The following day, passing through the Black Isle, and then up to Thurso, I am thinking about lines, mirrors and reflections. I can picture my last destination before Dounreay – Thurso. It has the usual seemingly temporary trappings of a modern commercial port (Scrabster, for Stromness, Orkney). But just inland, firmly anchored, Thurso’s centre is lined by solid Victorian stone townhouses.  I have twinned Dounreay with Southampton on the second Rookery Thread, but should that have been Thurso and Brighton instead?

I know the Brighton hospital that Emma Must writes about in her poem about her Dad’s proud final hours. The hospital block was named after 19th century property developer Thomas Read Kemp (1782-1844). He was famed for Kemptown, Brighton, with its “flamboyant mix of grand seafront crescents, elegant squares, and a bustling High Street shopping area with a lively village feel” (to quote one estate agent). What a contrast to the grey, Presbyterian Thurso, with its history hidden in stones rather than spilling out onto the street. Bottle it all in, like a good son of the manse.

I’m tempted to drive to Dunnet Head. But I’ve committed to Dounreay. I approach the power station, park, and draw two straight lines intersecting at Spaghetti Junction. It has to be here. I drive further along the coast, and park up at Sandside Harbour, looking north across the Atlantic, a couple of turnstones for company. I throw my annotated map onto the backseat in disgust. What am I guddling around with pencil and paper for? It is my 61st birthday in a few days. Older than Macpherson. His mythmaking was indisputably over at 59. I’m younger than Kemp though. His bill dodging ended at 61. But, respectively, they wrote a book that is still talked about quarter of a millennium on, and built a town. Lasting impact. Great projects. Scoundrels. I want to fill their boots. Oystercatchers make their piping call, taunting me.
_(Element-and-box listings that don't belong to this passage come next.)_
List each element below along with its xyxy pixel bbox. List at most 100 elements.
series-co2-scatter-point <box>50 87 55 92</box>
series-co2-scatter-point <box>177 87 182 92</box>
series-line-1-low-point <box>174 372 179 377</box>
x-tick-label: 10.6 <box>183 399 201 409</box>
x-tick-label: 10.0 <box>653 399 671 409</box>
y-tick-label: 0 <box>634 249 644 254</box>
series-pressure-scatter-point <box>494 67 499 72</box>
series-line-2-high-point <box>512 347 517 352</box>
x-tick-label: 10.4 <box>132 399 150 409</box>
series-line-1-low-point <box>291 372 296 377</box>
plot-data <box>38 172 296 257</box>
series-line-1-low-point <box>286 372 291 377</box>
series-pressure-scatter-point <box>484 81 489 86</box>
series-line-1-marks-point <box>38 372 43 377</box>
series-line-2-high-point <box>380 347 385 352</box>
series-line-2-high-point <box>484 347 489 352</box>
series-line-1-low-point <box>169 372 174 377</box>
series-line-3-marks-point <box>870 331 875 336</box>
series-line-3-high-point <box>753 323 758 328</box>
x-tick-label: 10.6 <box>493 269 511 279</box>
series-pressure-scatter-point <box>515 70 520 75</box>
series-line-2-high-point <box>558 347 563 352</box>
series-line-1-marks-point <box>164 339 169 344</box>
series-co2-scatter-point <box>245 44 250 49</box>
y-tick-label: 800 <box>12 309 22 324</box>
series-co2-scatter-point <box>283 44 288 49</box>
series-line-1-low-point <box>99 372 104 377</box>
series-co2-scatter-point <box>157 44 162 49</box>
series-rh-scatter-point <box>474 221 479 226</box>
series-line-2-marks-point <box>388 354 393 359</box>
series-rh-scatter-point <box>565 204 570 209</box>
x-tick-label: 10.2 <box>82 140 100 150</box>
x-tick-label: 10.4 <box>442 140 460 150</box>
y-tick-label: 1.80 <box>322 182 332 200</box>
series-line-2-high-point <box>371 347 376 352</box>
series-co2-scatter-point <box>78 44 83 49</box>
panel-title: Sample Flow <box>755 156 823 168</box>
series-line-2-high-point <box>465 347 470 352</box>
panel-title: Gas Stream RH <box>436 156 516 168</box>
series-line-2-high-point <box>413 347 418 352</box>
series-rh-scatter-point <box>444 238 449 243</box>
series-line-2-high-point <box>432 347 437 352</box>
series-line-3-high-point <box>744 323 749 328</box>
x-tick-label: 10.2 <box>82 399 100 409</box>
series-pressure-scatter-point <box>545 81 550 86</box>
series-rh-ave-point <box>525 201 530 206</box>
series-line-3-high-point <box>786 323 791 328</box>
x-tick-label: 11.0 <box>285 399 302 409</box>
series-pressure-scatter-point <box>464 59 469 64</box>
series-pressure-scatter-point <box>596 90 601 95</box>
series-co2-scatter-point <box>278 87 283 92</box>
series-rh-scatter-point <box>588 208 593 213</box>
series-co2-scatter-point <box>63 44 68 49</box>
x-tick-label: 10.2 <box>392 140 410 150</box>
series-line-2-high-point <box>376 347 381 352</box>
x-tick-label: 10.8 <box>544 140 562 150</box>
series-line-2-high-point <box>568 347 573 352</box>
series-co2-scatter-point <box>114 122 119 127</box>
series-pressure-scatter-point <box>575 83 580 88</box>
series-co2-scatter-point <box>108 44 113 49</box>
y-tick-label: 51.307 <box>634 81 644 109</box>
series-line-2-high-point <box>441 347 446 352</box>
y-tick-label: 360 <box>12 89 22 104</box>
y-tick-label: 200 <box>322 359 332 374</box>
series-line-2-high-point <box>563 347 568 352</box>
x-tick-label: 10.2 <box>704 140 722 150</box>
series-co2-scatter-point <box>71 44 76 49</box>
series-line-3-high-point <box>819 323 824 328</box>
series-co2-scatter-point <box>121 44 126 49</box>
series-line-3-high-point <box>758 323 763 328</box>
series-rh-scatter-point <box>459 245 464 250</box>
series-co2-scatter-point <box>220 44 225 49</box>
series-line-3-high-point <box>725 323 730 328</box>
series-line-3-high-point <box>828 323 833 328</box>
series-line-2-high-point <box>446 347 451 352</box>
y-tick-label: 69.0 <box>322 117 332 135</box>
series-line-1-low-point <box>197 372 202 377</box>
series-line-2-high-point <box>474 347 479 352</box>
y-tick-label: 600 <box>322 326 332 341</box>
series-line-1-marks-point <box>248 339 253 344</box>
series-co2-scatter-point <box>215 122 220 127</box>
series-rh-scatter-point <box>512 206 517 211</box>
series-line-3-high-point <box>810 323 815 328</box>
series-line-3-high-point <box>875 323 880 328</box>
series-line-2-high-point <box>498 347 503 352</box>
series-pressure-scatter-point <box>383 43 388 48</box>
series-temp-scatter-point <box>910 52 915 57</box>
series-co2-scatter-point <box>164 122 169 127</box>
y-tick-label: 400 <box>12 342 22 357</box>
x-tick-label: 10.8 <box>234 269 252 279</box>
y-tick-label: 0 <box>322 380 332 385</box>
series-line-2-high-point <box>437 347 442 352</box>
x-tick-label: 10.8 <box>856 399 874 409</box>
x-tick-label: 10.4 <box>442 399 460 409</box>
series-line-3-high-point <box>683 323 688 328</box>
Source: Thomas Read Kemp, creator of Trinity Chapel. He was also an MP and first preacher of an independent non-conformist sect

I drive back the long way, via Tongue, Hope, Hellam, Durness, Scourie, Badcall, then all the way down the west coast. The names raise my spirits before dashing each new idea. But I keep thinking. The fuel gauge is perilously close to red; worse as I climb hills. I circumnavigate the lochs, miles of twists to end up a couple of hundred yards from where I was half an hour before – no short cuts here. I concentrate on the road ahead. There are no line markings now.

THE BENEFAKTOR, 2 April 2024

Pamphlet 24 of the #52Pamphlets

Also the answer to question 3 on the male ego

A contribution to the 9 Missing Years project

Contribute a question | Or submit a pamphlet

(*) Ossian was mentioned in an earlier “conscious” chapter of The Life Model (I Am Forty-Five, NOW THAT’S WHAT I CALL OSSIAN by Hubert Huzzah): Huzzah wrote about Drummond’s year 1998-99: “Tacitly admitting my relationships with numbers and lines and ritual was always more important than scandalous revelations that I, like Ossian, forge memoirs. Outsourcing fabulation for intangible considerations”.